Antoine Oury - 11.03.2015

Edition - Economie - Centre national du livre CNL - Vincent Monadé - taux de TVA ebook


Jeudi dernier, par un arrêt de la Cour de Justice de l'Union européenne (CJUE), la France a été remise en place : appliquer un taux de TVA réduit, à 5,5 %, sur le livre numérique, entre bien en infraction avec le droit de l'Union européenne.

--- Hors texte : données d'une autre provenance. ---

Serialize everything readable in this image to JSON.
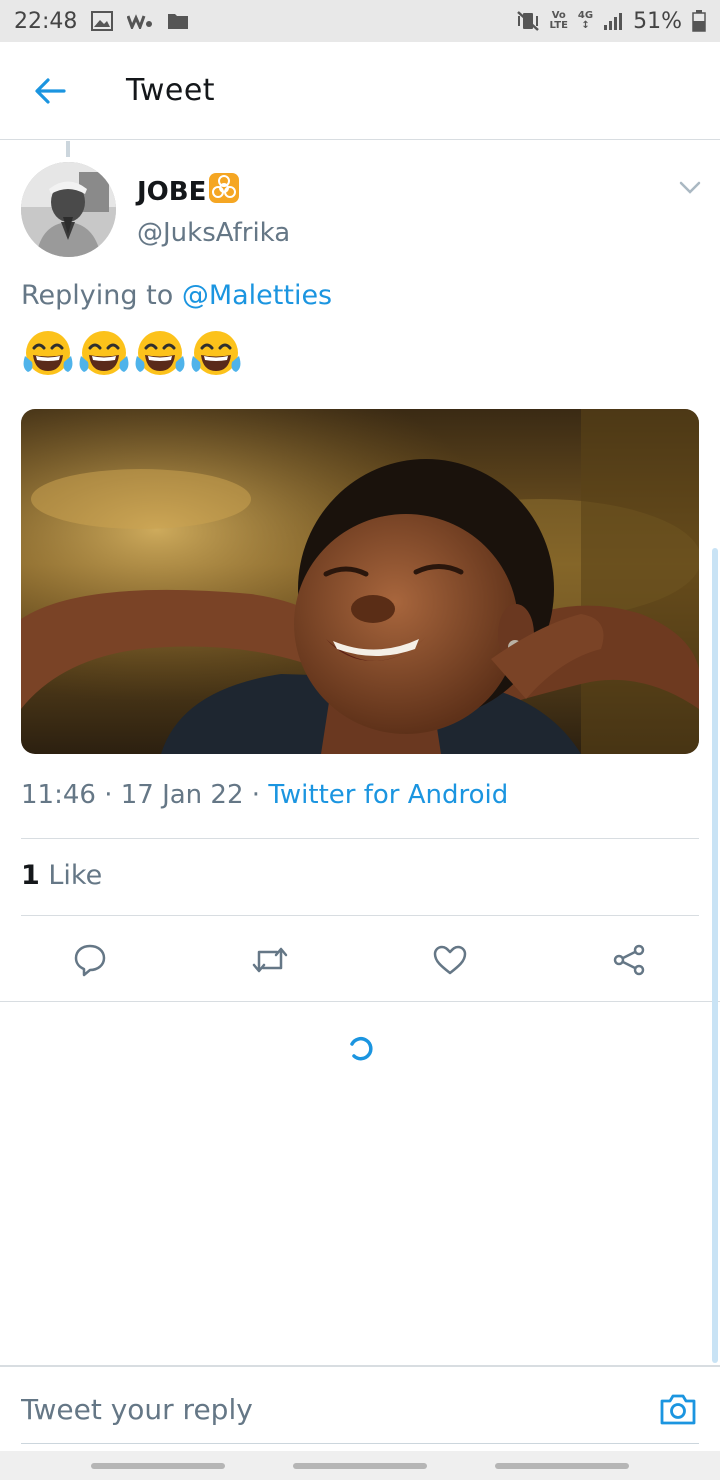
{
  "status_bar": {
    "time": "22:48",
    "volte_top": "Vo",
    "volte_bottom": "LTE",
    "network": "4G",
    "battery": "51%"
  },
  "header": {
    "title": "Tweet"
  },
  "tweet": {
    "author_name": "JOBE",
    "author_handle": "@JuksAfrika",
    "replying_prefix": "Replying to ",
    "replying_to": "@Maletties",
    "emoji_count": 4,
    "time": "11:46",
    "separator": " · ",
    "date": "17 Jan 22",
    "source": "Twitter for Android",
    "like_count": "1",
    "like_label": " Like"
  },
  "composer": {
    "placeholder": "Tweet your reply"
  },
  "colors": {
    "accent": "#1b95e0",
    "secondary_text": "#657786",
    "primary_text": "#14171a",
    "divider": "#d8dde1"
  },
  "icons": {
    "back": "arrow-left-icon",
    "caret": "chevron-down-icon",
    "reply": "comment-bubble-icon",
    "retweet": "retweet-icon",
    "like": "heart-icon",
    "share": "share-icon",
    "camera": "camera-icon",
    "loading": "spinner-icon"
  }
}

Tout n'est pas perdu, et les pays européens doivent à présent s'entendre pour peser sur la Commission.

 

 

Vincent Monadé (CNL) - 10e Forum de la SGDL sur la rémunération des auteurs

Vincent Monadé, président du CNL (ActuaLitté, CC BY SA 2.0)

 

 

Aurélie Filippetti, qui avait nommé Vincent Monadé à la présidence du Centre National du Livre, l'avait affirmé vendredi auprès de ActuaLitté : « « Bien sûr, la France est obligée de se plier à la décision de la justice européenne, mais nous devrons, avec d'autres pays, dont l'Allemagne, continuer à défendre une TVA unique, quel que soit le support. »

 

Le président du CNL est sur la même longueur d'onde : « Il faut reprendre le travail à la base. Fleur Pellerin a commencé, en essayant de convaincre les pays de changer le mécanisme de TVA, de façon à ce que l'on puisse, collectivement, mettre la TVA que l'on veut sur le livre numérique », explique-t-il. Autrement dit, l'objectif, plutôt que convaincre la Commission, serait de peser ensemble pour la faire plier.

 

« L'opposition, pour l'instant, est assez forte du côté anglais », note le président du Centre. Et pour cause : le Royaume-Uni applique une TVA à 0 % sur le livre papier, et craint de la voir disparaître s'il se manifeste un peu trop sur le livre numérique.

 

La TVA identique pour le livre papier et le livre numérique faisait partie des mesures de la Déclaration européenne du livre, signée en octobre 2014 à la Foire de Francfort, aux côtés de l'interopérabilité et de la défense du droit d'auteur. Parallèlement à la question de la neutralité fiscale, celle des verrous numériques apposés sur les fichiers a été soulevée par une campagne anti-DRM qui détournait celle du SNE pour la neutralité fiscale.

 

« Je ne suis pas éditeur, et chacun fait ses choix stratégiques. Je m'aperçois que les éditeurs qui ont abandonné les DRM ne s'en plaignent pas, et ne les remettent pas, affolés par l'explosion du piratage. L'interopérabilité, je la prône depuis la Déclaration européenne du livre », souligne Vincent Monadé. Au mois d'octobre 2015, confie le président du Centre, les homologues européens du CNL se rassembleront en Belgique, avec ces questions en ligne de mire.